Parece uma pequena polaróide caipira, registro da observação de um capiauzinho à beira de sua palhoça, contemplando o brejo ao luar. Ilusão trêda! Para mim o poema de Drummond é citação, homenagem e piscadela-cúmplice-de-olho na direção do famoso poema de Manuel Bandeira “Os Sapos” (no livro Carnaval, 1919). Diz Bandeira: “Enfunando os papos/ saem da penumbra. / Aos pulos, os sapos / a luz os deslumbra. // Em ronco que aterra, / berra o sapo-boi: / - Meu pai foi à guerra! / – Não foi! – Foi! -- Não foi!” // O sapo-tanoeiro / parnasiano aguado, / diz: -- Meu cancioneiro / é bem martelado. // Vede como primo / em comer os hiatos! / Que arte! E nunca rimo / os termos cognatos”.

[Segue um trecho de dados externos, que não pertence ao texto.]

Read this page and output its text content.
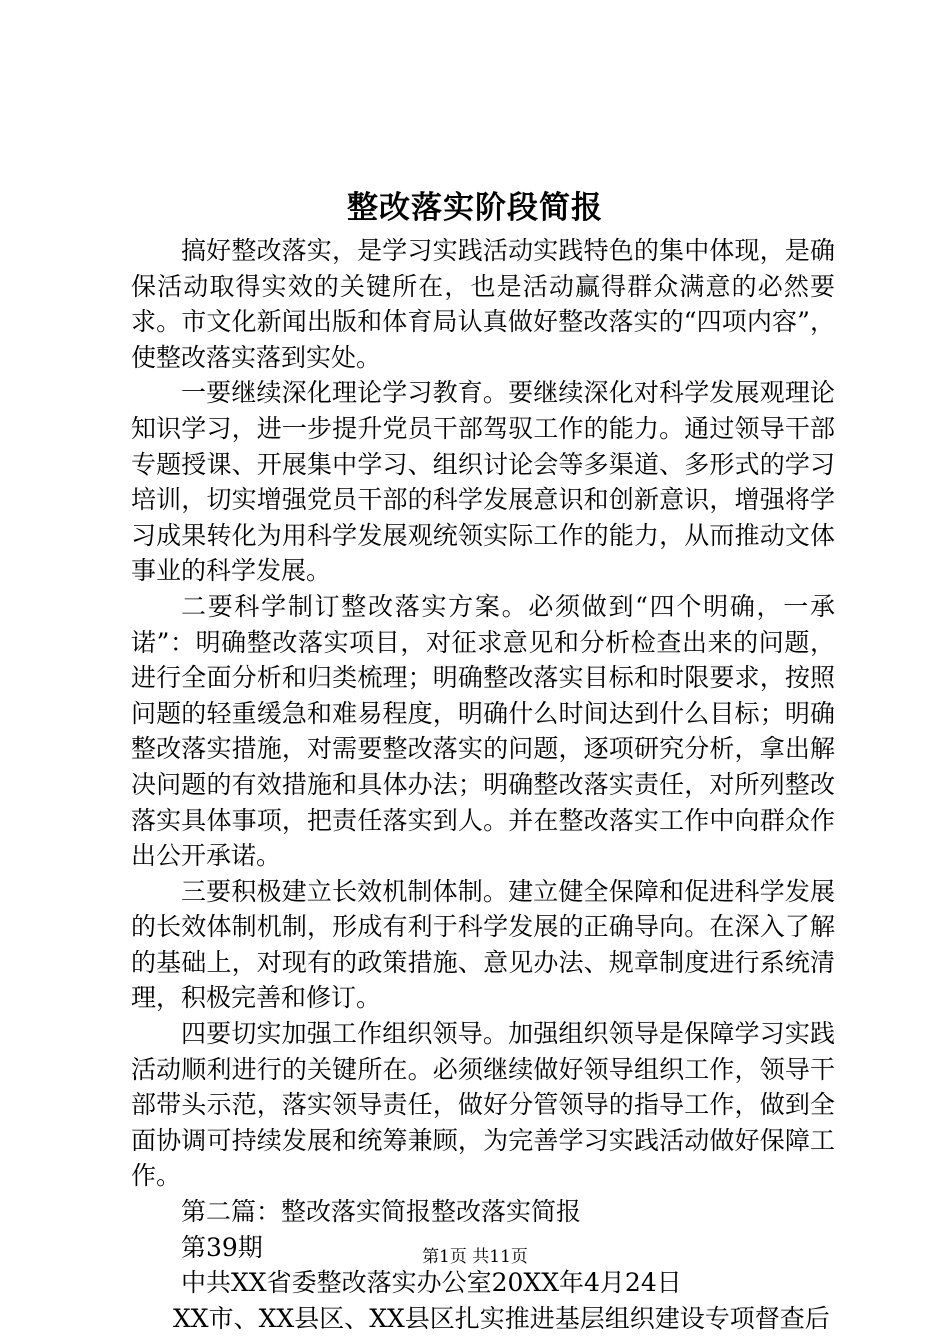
整改落实阶段简报

搞好整改落实，是学习实践活动实践特色的集中体现，是确保活动取得实效的关键所在，也是活动赢得群众满意的必然要求。市文化新闻出版和体育局认真做好整改落实的“四项内容”，使整改落实落到实处。

一要继续深化理论学习教育。要继续深化对科学发展观理论知识学习，进一步提升党员干部驾驭工作的能力。通过领导干部专题授课、开展集中学习、组织讨论会等多渠道、多形式的学习培训，切实增强党员干部的科学发展意识和创新意识，增强将学习成果转化为用科学发展观统领实际工作的能力，从而推动文体事业的科学发展。

二要科学制订整改落实方案。必须做到“四个明确，一承诺”：明确整改落实项目，对征求意见和分析检查出来的问题，进行全面分析和归类梳理；明确整改落实目标和时限要求，按照问题的轻重缓急和难易程度，明确什么时间达到什么目标；明确整改落实措施，对需要整改落实的问题，逐项研究分析，拿出解决问题的有效措施和具体办法；明确整改落实责任，对所列整改落实具体事项，把责任落实到人。并在整改落实工作中向群众作出公开承诺。

三要积极建立长效机制体制。建立健全保障和促进科学发展的长效体制机制，形成有利于科学发展的正确导向。在深入了解的基础上，对现有的政策措施、意见办法、规章制度进行系统清理，积极完善和修订。

四要切实加强工作组织领导。加强组织领导是保障学习实践活动顺利进行的关键所在。必须继续做好领导组织工作，领导干部带头示范，落实领导责任，做好分管领导的指导工作，做到全面协调可持续发展和统筹兼顾，为完善学习实践活动做好保障工作。

第二篇：整改落实简报整改落实简报

第39期

中共XX省委整改落实办公室20XX年4月24日

XX市、XX县区、XX县区扎实推进基层组织建设专项督查后

第1页 共11页
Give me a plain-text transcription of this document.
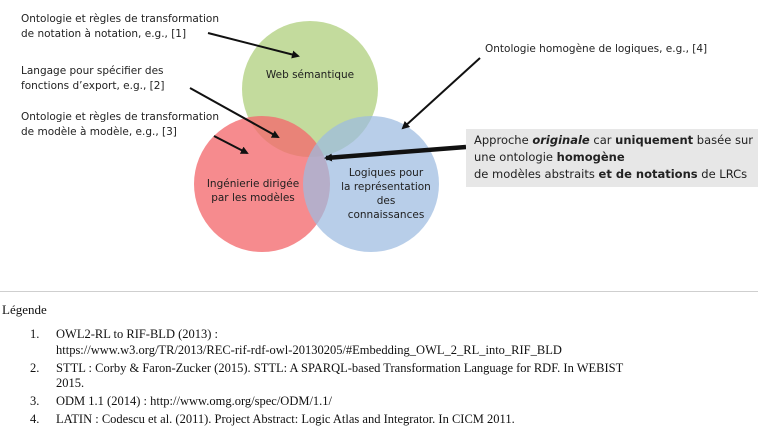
Ontologie et règles de transformation
de notation à notation, e.g., [1]
Langage pour spécifier des
fonctions d’export, e.g., [2]
Ontologie et règles de transformation
de modèle à modèle, e.g., [3]
Ontologie homogène de logiques, e.g., [4]
Web sémantique
Ingénierie dirigée
par les modèles
Logiques pour
la représentation
des
connaissances
Approche originale car uniquement basée sur
une ontologie homogène
de modèles abstraits et de notations de LRCs
Légende
1. OWL2-RL to RIF-BLD (2013) :
https://www.w3.org/TR/2013/REC-rif-rdf-owl-20130205/#Embedding_OWL_2_RL_into_RIF_BLD
2. STTL : Corby & Faron-Zucker (2015). STTL: A SPARQL-based Transformation Language for RDF. In WEBIST
2015.
3. ODM 1.1 (2014) : http://www.omg.org/spec/ODM/1.1/
4. LATIN : Codescu et al. (2011). Project Abstract: Logic Atlas and Integrator. In CICM 2011.
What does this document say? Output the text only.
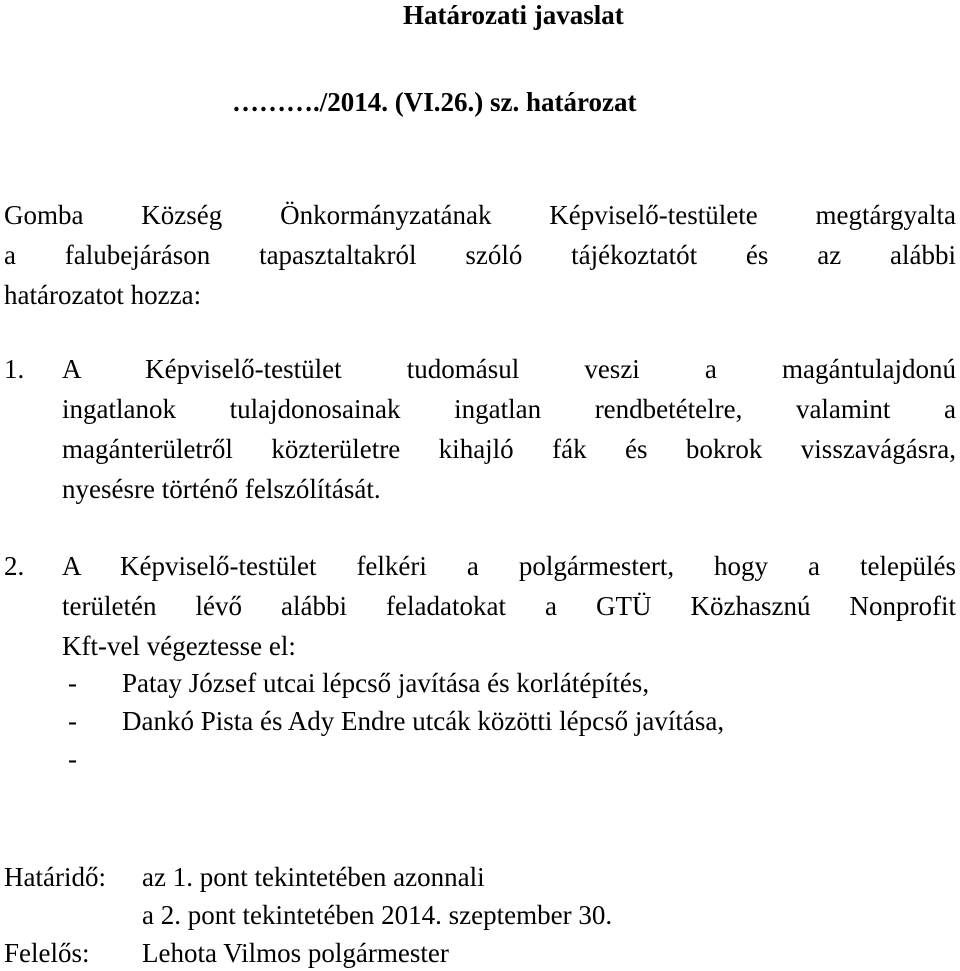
Határozati javaslat
………./2014. (VI.26.) sz. határozat
Gomba Község Önkormányzatának Képviselő-testülete megtárgyalta
a falubejáráson tapasztaltakról szóló tájékoztatót és az alábbi
határozatot hozza:
1. A Képviselő-testület tudomásul veszi a magántulajdonú
ingatlanok tulajdonosainak ingatlan rendbetételre, valamint a
magánterületről közterületre kihajló fák és bokrok visszavágásra,
nyesésre történő felszólítását.
2. A Képviselő-testület felkéri a polgármestert, hogy a település
területén lévő alábbi feladatokat a GTÜ Közhasznú Nonprofit
Kft-vel végeztesse el:
- Patay József utcai lépcső javítása és korlátépítés,
- Dankó Pista és Ady Endre utcák közötti lépcső javítása,
-
Határidő: az 1. pont tekintetében azonnali
a 2. pont tekintetében 2014. szeptember 30.
Felelős: Lehota Vilmos polgármester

Já se viu, né? É Bandeira mangando dos poetas acadêmicos que só tem o academicismo para lhes valer, dos poetas que esquartejam o poema no leito de Procusto dos tratados de versificação. Consta que o poema é de 1918, ano da morte de Olavo Bilac. Isso será Bandeira perturbando o velório do outro? Ou terá sido justamente o poema que precipitou o desenlace? Difícil saber a esta altura, e desnecessário. Drummond e sua festa no brejo estão fazendo uma referência clara ao inconformismo generalizado contra o Modernismo, de que Bandeira é considerado uma espécie de precursor, de São João Batista vindo para anunciar quem virá depois.
Os sapos de Drummond, que estão desesperados, podem ser os críticos ou os poetas acadêmicos mineiros, horrorizados com os modernistas, essa quadrilha de diferenciados que surgiu para agredir a Norma Culta do idioma. (Naquele tempo, amigos, era agressão à Norma Culta dizer “que nem”, e um adjetivo como “danado” só se usava em contextos teológicos e canônicos.) O retrato que o poeta nos dá do brejo é o de uma imensa aflição que, linha a linha, vai meio que desmentido a “festa” do título. O que a gente vê é uma situação ansiosa, pois os sapos coaxam de fúria, ou de irritação, ou de desespero. No fecho do poema, contudo, vem uma frase inesperada e triunfante: “Hoje tem festa no brejo!”. Como se dissesse: “O brejo é nosso! Eles estão aí, reclamando pra valer, mas não adianta! A lua não lhes dá ouvidos, ninguém lhes dá ouvidos, viemos aqui pra fazer a festa no brejo. O brejo é nosso! Urrú! Urrú! O brejo é nosso!”